D'où me viennent tous ces termes ? De mes études d'infirmière !

Et aussi du fait que je suis traitée pour un macro adénome à prolactine opéré en 1989 et pour divers troubles hormonaux et que les effets et conséquences de l'hyperprolactinémie, et les actions de la prolactine, je les connais hélas très très bien.
Si tu ne me crois pas quant à l'action de la prolactine, inutile que je perde mon temps.
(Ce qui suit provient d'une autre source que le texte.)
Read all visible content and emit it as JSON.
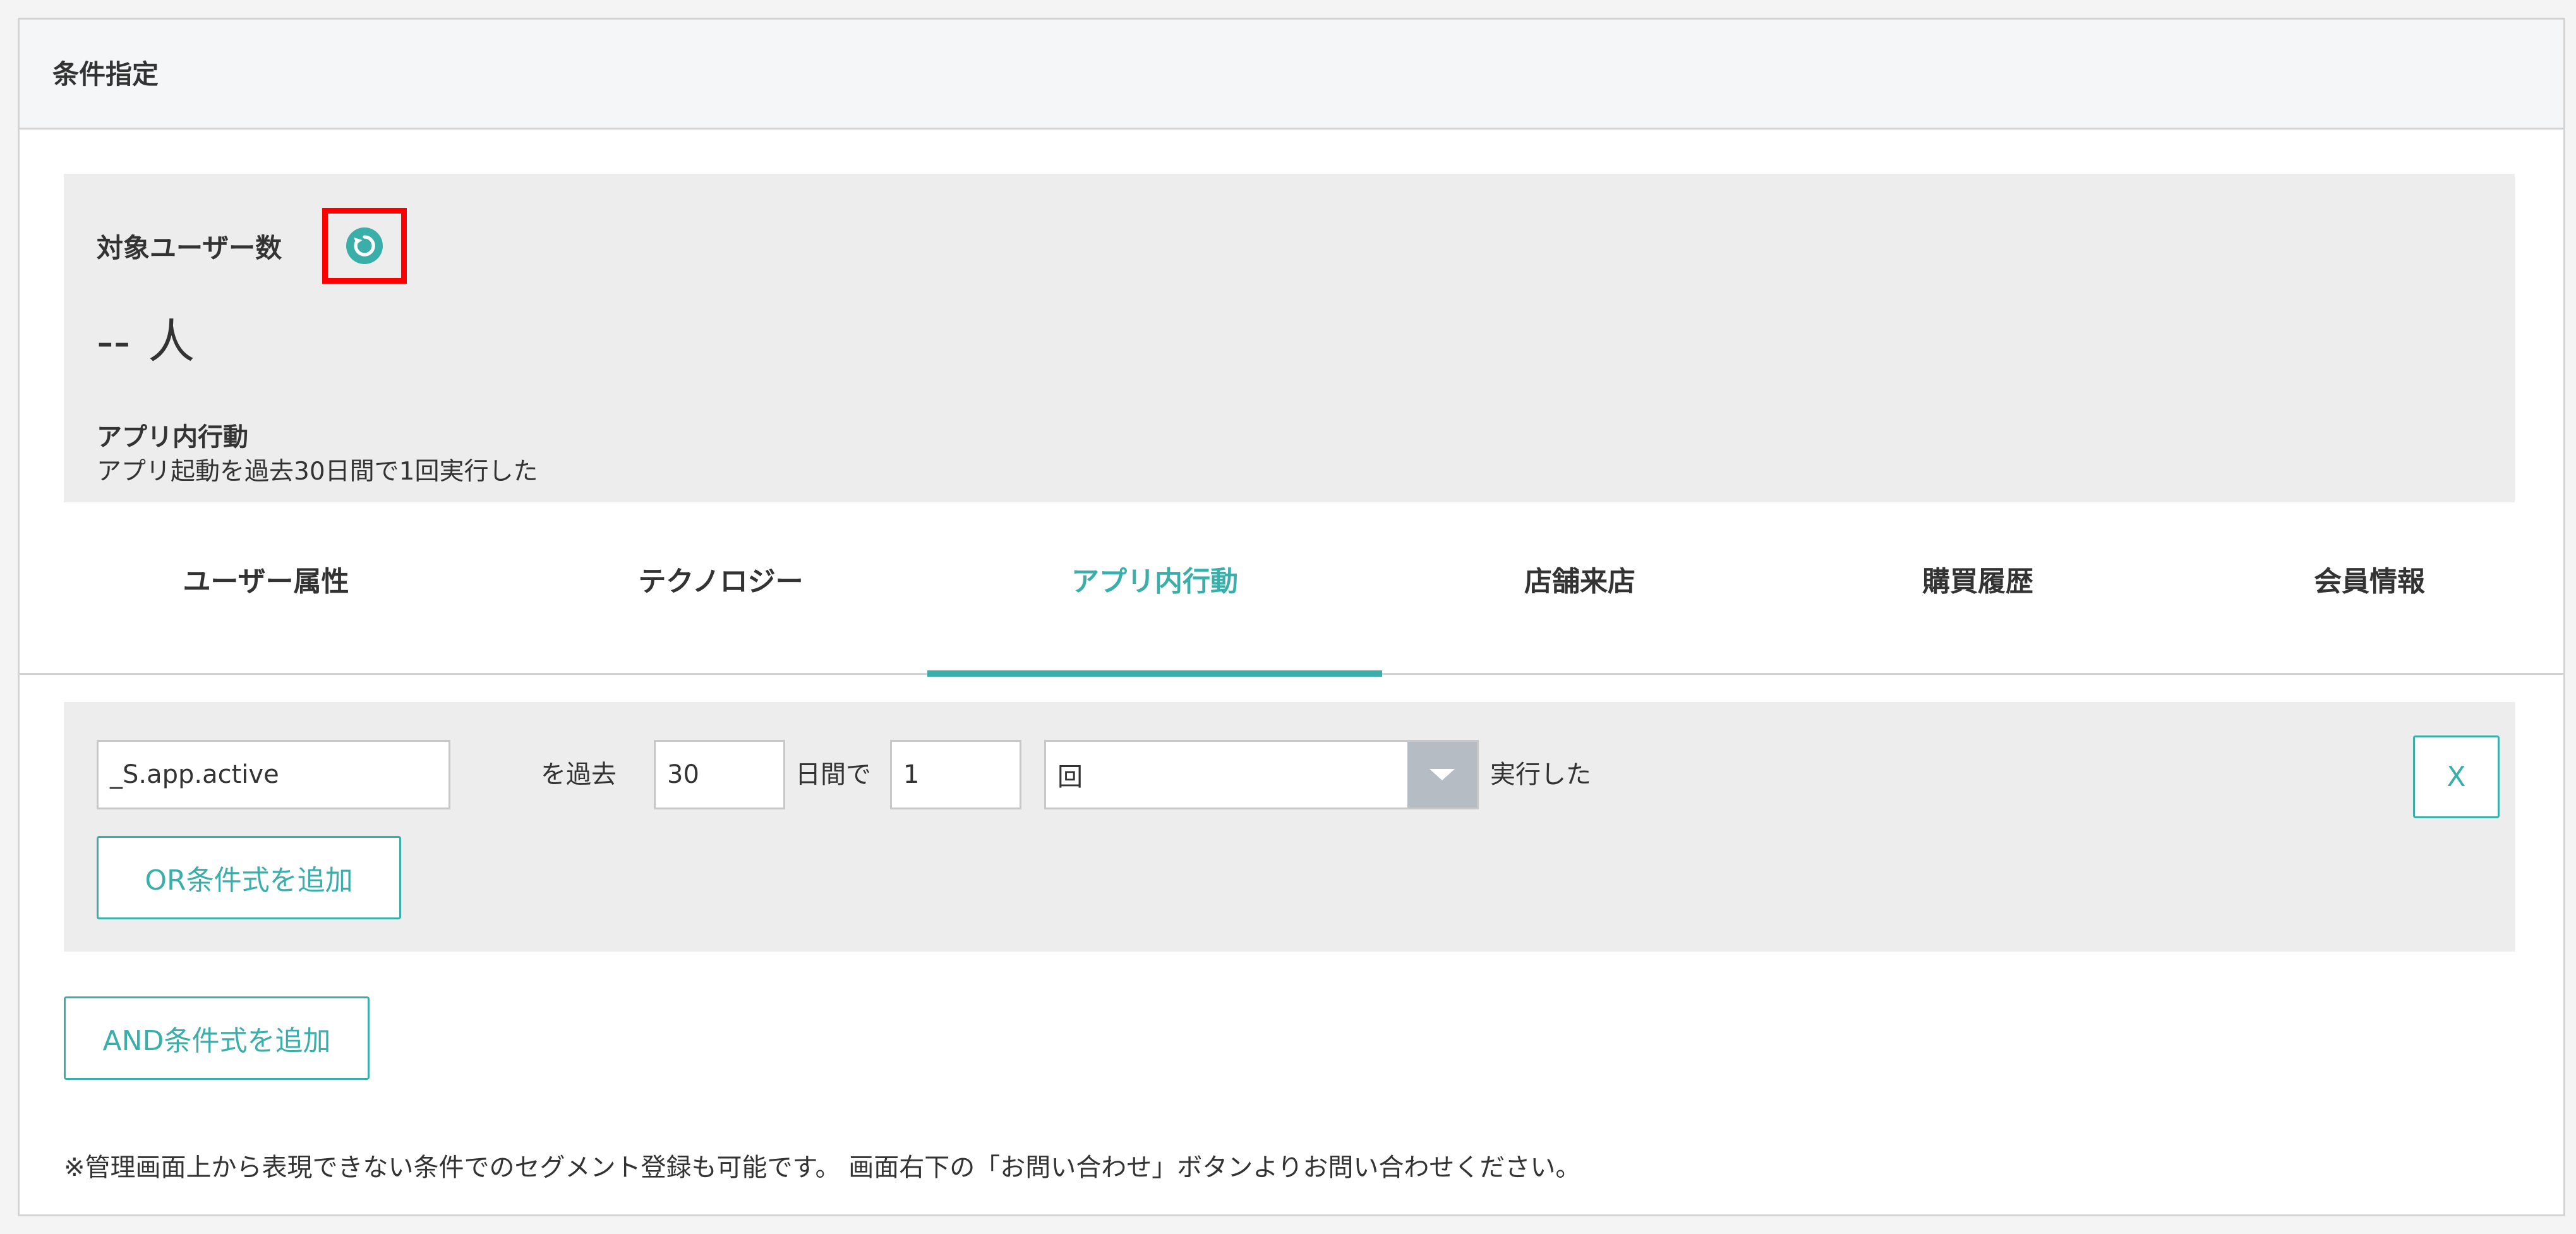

Mais je te confirme que la prolactine (hormone sécrétée par les cellules lactotropes de l'antéhypophyse) est l'hormone responsable de la lactation. Après que les glandes mammaires aient été préparées à l'allaitement par les oestrogènes et la progestérone pendant la grossesse, c'est la prolactine qui enclenche la montée laiteuse après l'accouchement. Ensuite c'est la tétée qui stimule à chaque fois l'antéhypophyse et favorise la sécrétion de prolactine. D'ailleurs si une femme ne souhaite pas allaiter, que fait-on ? On emploie l'inhibiteur de la prolactine qui est la dopamine (bien connue des femmes qui ne veulent pas allaiter sous le nom générique de Bromocriptine et sous le nom commercial de Parlodel et que je prends depuis 16 ans). (Je vais passer sur l'effet inhibiteur de la prolactine par la progestérone en cours de grossesse, sur la sécrétion d'ocytocyne et sur les effets inhibiteurs de la prolactine d'un trop fort taux d'oestrogènes en fin de grossesse qui empêche momentanément l'allaitement et sur tous les effets feedback hormonaux).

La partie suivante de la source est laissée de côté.